The popularity of autumn day trips continues to boom, and orchard owners keep adding attractions to make the trips more fun — and profitable. Corn mazes, hay rides and wine tastings seem to be sprouting as quickly as apple trees.

“Sometimes it’s petting zoos, sometimes it’s scarecrow building, sometimes it’s an apple doughnut stand, but it’s very much adding activities and family fun,” said Paul Hugunin, coordinator of the Minnesota Grown program at the Minnesota Department of Agriculture, of attractions the growers have added.

Ag officials welcome the trend for several reasons. One is the economic benefit it provides farmers. But they see benefits beyond that.

“It’s a subtle way for people to understand about agriculture and food and to introduce kids to food that’s good for them — fresh, healthy, off-the-farm food,” Hugunin said. “It’s a way for kids who didn’t grow up on farms to see that it’s not the grocery store that does these things.”

The Minnesota Grown directory contains a full list of orchards in the state, including 18 within 25 miles of St. Paul. It’s online at MinnesotaGrown.com.

At Johnson’s orchard, Whistling Well Farm in Afton, visitors have options beyond apples.

“We have mums, pumpkins, jams, jellies, and we have a big flock of chickens the kids can feed.

We have some turkeys and a donkey, too.”

One orchard in the region, Untiedt’s Vegetable Farm in Waverly, lost its entire apple crop last week in a severe hailstorm.

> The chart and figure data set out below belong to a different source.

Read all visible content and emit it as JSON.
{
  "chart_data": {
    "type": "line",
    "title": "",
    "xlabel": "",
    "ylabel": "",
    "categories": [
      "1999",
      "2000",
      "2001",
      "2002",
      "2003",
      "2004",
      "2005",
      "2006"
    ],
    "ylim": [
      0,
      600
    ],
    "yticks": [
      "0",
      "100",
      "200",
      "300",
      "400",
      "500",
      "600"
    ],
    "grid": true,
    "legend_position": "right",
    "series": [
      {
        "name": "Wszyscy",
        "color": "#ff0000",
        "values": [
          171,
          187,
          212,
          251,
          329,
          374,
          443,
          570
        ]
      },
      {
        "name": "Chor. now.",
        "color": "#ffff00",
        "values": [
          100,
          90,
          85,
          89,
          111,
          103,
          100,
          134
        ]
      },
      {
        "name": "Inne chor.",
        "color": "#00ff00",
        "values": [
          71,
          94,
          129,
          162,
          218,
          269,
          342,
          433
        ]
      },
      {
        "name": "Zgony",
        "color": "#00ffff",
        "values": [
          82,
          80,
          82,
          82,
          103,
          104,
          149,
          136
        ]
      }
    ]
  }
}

Johnson said Untiedt’s calamity “was an isolated incident. For the most part this summer, there’s been very little hail damage at the other orchards, from what I’ve heard.”

But there have been other obstacles. Last winter’s severe cold was tough on a few apple varieties, particularly Fireside trees.

Luby, the U fruit breeder, said weather stresses are a hard fact of life for growers.

“Some folks got hit hard by one thing or another, but the apples that are out there are really nice this year,” Luby said.

Minnesota doesn’t rank as a major apple-producing state. That title goes to Washington, followed by New York and Michigan.

Yet Minnesota’s apple orchards are expanding. And U fruit breeders are famed for successfully introducing a series of popular apple varieties, including Haralson, Zestar, SweeTango and Honeycrisp.

Said Hugunin, the state ag official: “It’s a testament to the U varieties that the vast majority came through the winter OK. Last year was a very, very cold winter, and it stayed cold a long time. Yet we have fresh apples in the state of Minnesota this fall.”